核心概念
DOCMASTER is a unified platform designed to enable users to annotate PDF documents, train layout-aware and text-only models for document question-answering, and deploy the trained models for inference, all while preserving data privacy.
摘要
DOCMASTER is a unified platform that addresses the challenges of working with PDF documents for document question-answering (QA) tasks.
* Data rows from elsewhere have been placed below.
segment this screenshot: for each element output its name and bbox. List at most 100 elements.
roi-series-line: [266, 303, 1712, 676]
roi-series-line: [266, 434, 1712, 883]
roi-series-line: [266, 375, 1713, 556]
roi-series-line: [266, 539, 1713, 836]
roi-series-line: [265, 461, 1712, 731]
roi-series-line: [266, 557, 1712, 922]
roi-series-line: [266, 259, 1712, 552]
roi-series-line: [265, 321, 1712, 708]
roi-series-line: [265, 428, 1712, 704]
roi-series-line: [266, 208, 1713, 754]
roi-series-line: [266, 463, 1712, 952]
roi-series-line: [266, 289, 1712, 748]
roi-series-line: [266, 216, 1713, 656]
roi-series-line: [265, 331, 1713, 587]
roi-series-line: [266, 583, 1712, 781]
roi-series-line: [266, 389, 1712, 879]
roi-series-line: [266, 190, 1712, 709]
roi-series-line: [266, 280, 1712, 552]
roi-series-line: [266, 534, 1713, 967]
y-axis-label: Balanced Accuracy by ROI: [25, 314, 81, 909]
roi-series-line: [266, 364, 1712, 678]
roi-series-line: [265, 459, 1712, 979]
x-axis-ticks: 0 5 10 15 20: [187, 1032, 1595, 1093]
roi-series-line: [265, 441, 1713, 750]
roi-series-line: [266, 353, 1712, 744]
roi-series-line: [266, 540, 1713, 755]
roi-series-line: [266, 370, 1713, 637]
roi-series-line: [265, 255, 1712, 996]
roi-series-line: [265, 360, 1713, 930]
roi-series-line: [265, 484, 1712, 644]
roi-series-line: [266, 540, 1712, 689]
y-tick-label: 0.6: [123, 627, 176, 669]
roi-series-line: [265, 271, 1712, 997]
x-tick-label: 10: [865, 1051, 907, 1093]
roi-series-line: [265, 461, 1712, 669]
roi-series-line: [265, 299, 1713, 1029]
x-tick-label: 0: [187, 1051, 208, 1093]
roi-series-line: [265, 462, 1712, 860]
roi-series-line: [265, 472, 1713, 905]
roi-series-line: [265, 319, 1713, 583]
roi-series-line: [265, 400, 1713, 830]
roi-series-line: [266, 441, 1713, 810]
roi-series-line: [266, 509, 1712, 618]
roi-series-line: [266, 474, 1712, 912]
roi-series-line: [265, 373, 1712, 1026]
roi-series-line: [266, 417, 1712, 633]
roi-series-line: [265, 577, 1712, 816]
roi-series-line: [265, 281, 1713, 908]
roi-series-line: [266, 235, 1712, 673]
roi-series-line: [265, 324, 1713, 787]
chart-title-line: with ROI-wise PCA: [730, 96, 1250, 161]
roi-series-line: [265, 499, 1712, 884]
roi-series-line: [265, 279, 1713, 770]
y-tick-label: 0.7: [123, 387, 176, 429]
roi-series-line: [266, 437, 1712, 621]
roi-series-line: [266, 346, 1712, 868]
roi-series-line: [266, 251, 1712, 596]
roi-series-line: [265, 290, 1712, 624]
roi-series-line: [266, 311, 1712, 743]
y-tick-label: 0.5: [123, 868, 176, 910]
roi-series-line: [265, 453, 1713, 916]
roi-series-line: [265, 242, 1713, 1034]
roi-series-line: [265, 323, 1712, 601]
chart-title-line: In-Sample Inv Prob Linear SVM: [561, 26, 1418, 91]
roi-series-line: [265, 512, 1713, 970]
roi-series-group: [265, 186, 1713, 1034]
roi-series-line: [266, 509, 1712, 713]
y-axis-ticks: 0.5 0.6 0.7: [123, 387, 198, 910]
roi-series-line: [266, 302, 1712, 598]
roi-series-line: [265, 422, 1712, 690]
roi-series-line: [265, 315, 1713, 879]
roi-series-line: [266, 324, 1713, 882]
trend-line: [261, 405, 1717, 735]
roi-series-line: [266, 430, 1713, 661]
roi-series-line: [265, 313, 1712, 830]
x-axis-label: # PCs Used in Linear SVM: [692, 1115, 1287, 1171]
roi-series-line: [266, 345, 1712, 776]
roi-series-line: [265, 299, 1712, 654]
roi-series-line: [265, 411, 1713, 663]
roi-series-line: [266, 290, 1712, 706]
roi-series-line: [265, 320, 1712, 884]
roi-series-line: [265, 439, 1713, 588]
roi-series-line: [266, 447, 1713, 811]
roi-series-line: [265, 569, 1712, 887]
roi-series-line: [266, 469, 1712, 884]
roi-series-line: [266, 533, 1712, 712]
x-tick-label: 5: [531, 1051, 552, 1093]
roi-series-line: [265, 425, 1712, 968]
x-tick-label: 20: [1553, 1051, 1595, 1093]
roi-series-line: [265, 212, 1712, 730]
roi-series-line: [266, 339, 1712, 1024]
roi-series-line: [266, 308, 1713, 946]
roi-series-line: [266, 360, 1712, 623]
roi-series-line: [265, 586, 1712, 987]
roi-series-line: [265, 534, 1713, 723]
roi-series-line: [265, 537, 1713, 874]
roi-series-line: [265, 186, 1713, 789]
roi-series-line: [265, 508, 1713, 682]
The platform consists of three main interfaces:
Annotation Interface:
- Allows users to upload PDF documents, input questions, and highlight relevant text spans as answers.
- Leverages PDF.js for frontend rendering and PyMuPDF in the backend to accurately capture layout information of the highlighted text.
- Provides a robust method for mapping user selections from the PDF.js context to the PyMuPDF context.
Training Interface:
- Enables users to select annotated documents from different sessions to train both layout-aware and text-only models using the Hugging Face transformers library.
- Stores annotations and trained model weights in a local SQL database, ensuring privacy.
Inference Interface:
- Allows users to upload new PDF documents, select a trained model, and receive highlighted answers to their questions within the PDF.
- Utilizes the layout information captured during annotation to provide a user-friendly experience, highlighting the relevant text spans in the PDF.
The authors deployed DOCMASTER at the University of California San Diego's International Services and Engagement Office (ISEO) to streamline the processing of supporting documents for student work permit applications. Compared to the manual review process, DOCMASTER led to a seven-fold increase in the average number of documents processed per hour, while also preserving the privacy of sensitive information.
統計資料
The authors report the following performance metrics on a test set of 128 applications (1024 questions):
Exact Match Accuracy (Acc): 76.23% for RoBERTa-base, 75.98% for LayoutLM-base
F1-score (F1): 83.77% for RoBERTa-base, 83.07% for LayoutLM-base
Correctness (Corr): 93.56% for RoBERTa-base, 93.36% for LayoutLM-base
Average Bounding Box Distance (Dist): 1.13% for RoBERTa-base, 1.86% for LayoutLM-base
The authors also measured the throughput of the RoBERTa-base model deployed on an AMD EPYC 7453 28-Core Processor, which resulted in a seven-fold increase in the number of supporting documents that can be reviewed per hour, from 15 to 100.